Dossier : IMM‑3540‑19

Référence : 2020 CF 240

[TRADUCTION FRANÇAISE CERTIFIÉE, NON RÉVISÉE]

Toronto (Ontario), le 12 février 2020

En présence de monsieur le juge Diner

ENTRE :

HUBERT ALANZO GRAY

demandeur

et

LE MINISTRE DE LA CITOYENNETÉ ET DE L’IMMIGRATION

défendeur

JUGEMENT ET MOTIFS

[1]  Le demandeur s’est présenté devant la Cour pour contester le rejet de sa demande d’asile. Malgré les efforts concertés déployés par son avocat, j’ai rejeté sa demande à l’audience et j’ai promis de fournir mes motifs ultérieurement. Les voici.

I.  Le contexte

[2]  Le demandeur est un citoyen jamaïcain de 40 ans qui a travaillé comme entomologiste pour le gouvernement. Il a fondé sa demande d’asile sur trois motifs et événements principaux qui lui font craindre d’être persécuté s’il devait être renvoyé en Jamaïque, ainsi que sur la crainte qu’il éprouve en tant que rastafari.

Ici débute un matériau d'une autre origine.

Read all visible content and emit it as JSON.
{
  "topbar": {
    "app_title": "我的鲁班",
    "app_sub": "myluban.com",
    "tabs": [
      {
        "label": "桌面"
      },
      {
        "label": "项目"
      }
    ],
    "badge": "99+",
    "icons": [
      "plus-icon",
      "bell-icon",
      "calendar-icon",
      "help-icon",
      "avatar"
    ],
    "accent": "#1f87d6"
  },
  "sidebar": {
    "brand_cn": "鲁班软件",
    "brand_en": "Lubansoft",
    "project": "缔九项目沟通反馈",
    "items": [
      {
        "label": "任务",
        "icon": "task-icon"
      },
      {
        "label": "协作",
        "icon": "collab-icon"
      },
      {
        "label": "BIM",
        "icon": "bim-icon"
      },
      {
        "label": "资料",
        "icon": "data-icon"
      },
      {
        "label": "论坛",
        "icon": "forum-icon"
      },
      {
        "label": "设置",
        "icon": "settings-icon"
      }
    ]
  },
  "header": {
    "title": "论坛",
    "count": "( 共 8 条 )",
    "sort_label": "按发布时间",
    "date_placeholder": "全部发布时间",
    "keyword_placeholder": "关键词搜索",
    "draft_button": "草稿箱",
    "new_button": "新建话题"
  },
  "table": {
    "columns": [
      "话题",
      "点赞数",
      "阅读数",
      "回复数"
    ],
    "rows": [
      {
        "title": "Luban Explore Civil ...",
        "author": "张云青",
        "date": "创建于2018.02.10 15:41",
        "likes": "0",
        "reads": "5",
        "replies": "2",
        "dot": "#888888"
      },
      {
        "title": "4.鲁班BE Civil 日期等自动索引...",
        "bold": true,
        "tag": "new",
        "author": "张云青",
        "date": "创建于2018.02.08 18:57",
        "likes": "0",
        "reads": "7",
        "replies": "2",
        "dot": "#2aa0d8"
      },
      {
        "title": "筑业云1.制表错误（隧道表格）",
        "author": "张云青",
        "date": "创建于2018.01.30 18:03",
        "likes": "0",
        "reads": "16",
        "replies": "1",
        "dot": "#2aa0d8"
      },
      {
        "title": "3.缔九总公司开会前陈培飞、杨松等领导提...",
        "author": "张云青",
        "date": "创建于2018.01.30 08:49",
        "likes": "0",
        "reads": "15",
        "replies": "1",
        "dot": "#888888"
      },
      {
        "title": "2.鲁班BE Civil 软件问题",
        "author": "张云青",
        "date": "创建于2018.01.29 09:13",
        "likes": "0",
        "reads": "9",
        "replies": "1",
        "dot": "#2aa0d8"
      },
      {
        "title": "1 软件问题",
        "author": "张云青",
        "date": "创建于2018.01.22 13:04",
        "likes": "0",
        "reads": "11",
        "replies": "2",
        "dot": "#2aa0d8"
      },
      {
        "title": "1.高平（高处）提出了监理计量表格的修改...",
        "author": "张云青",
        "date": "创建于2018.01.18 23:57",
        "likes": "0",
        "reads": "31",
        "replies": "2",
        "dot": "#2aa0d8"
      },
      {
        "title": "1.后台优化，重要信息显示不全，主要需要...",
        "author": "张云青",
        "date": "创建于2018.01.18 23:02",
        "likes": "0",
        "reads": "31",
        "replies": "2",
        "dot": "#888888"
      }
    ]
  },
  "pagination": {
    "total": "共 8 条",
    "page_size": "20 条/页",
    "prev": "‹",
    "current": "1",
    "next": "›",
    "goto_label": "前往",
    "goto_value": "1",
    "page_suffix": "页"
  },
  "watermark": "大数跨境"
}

[3]  Premièrement, le 18 janvier 2019, le bon ami et partenaire commercial du demandeur a été tué par balle. Bien que le demandeur ne soit pas en mesure d’attribuer le meurtre à une personne ou à un groupe en particulier, il fait valoir que la vengeance est profondément ancrée dans la culture des gangs jamaïcains. Selon lui, s’il retourne en Jamaïque, il sera assassiné par la personne ou le groupe responsable du meurtre, qui supposera qu’il est revenu pour venger la mort de son ami.

[4]  Deuxièmement, la mère du demandeur a été témoin d’une fusillade entre bandits dans sa communauté il y a près de dix ans. Le demandeur affirme que les bandits en question pourraient donc vouloir s’en prendre aux membres de la famille de toute personne qui a été témoin de l’événement.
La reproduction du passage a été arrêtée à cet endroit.